I had to drop the metallers out to Ennis today to see their metallic mates playing another gig, and didn’t get a chance to spend a couple of hours in the Limerick market.
As I get older, I discover that I’m really a creature of habit, and if a Saturday passes without a visit to the market, I feel truly bereft, in a vague and indefinable way. Like Patrick Bateman, I’m filled with a nameless dread. I love the smell of rusty old chisels, fresh bread, honeycomb, gouda, camembert, stuffed mushrooms, coffee, garden gnomes, earth on carrots, antiques, crÃƒªpes, maple syrup and bicycles. I love to wander around. Maybe get some bagels from Theresa’s stall.
A dozen real free-range eggs from the charming Mrs Miller, who always has a kind word, and maybe even a pot of marmalade, home-made (three-fruit).
A bunch of carrots from the decent Polish guy at the corner because they’re real – not some chilled, food-miled crap from Lidl. Maybe a cracked old plate from Moira’s antique shop, if they’ll take money today and not gwan gwan gwan, I’ll get you again. Maybe a stroll up to Ruth and Bob, our Chicago cousins, for real cawfee in the Wild Onion.

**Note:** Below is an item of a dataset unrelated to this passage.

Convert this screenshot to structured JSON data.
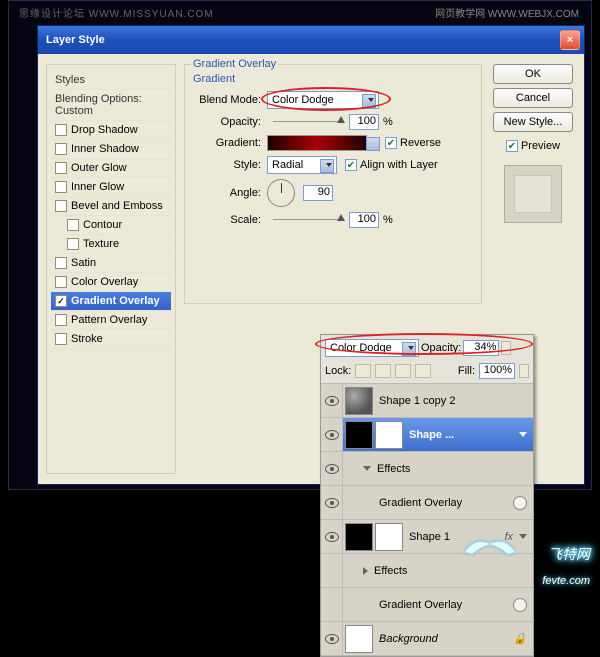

I like to listen to the two Romanian musicians who play at the gate: violin and piano.
I like to buy flowers there in the summer.
When I’m finished buying bread from farmers and shovels from tinkers, I like to wander over to Nancy Blake’s pub. The fire will be lit and I can have a coffee with cream, settle into a corner with my newspaper and, when I’m sick of reading news, I can do my crossword and my sudoku, unmolested.
That’s my Saturday morning, normally, but not today. Today I had to drive two metallers out to Ennis to see their metallic mates playing another gig. On my way home, I passed the bridge at Durty Nelly’s, the very first place I ever threw up because of drink.